Coming of Age in Mississippi

A friend of mine lend this to me (forced upon would be another possibility of describing this transaction) in North Carolina. So, now I've read it and I see why she would have thought I should read it. Anne Moody's Coming of Age in Mississippi is The Classic Autobiography of Growing Up Poor and Black in the Rural South. It definitely sounds like a book someone like me (fanatic of the South, race relations, the Civil Rights Movement, Mississippi in particular) should read. All of this is very true too, the only problem is that I didn't find Moody to be such a great writer, which diminished the pleasure of reading her book significantly.

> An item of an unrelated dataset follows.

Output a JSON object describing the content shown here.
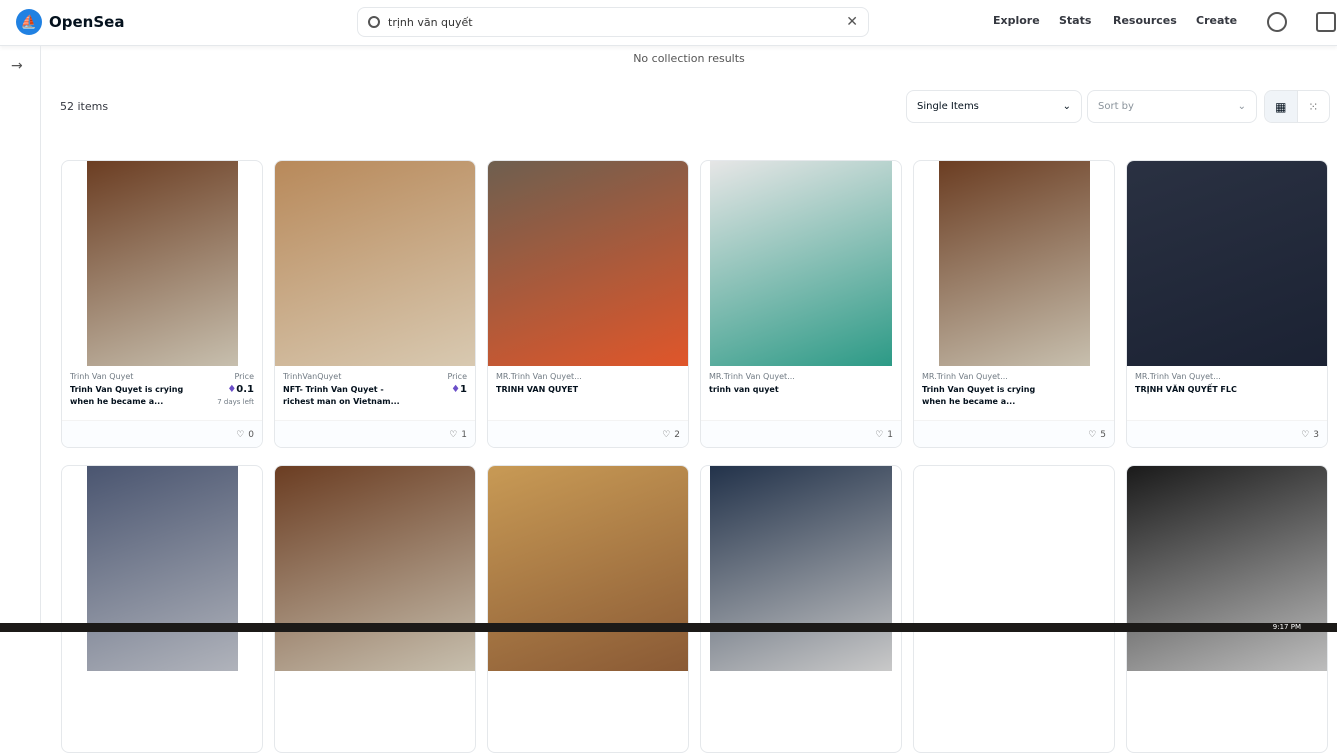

I do have to admit that it was super interesting to have the perspective of someone who grew up in her stature of life. Yet, sadly Moody dwells too long on passages outlining her achievemens in her home-town (how well she worked, studied, how she became prom-queen) which started to bore me relatively fast. Maybe I just spent too much time reading people who cannot stop overboarding their phrases with meaning (which has made it a problem for a while now for me to write coherently and not convoluted), but her writing seemed too straight-forward for me. So, enough complaining. I read this in one session, sitting on the train and I enjoyed myself while doing that. Think I had just been hoping for a deeper more general analysis through an autobiography (the way Franklin does it), what I got instead was the life of a woman. A remarkable woman, fighting against racism, Jim Crow, her own family, her poverty. I would recommend the book more to people that haven't read that much about the South and its recent history yet, than to someone slightly obsessive like me.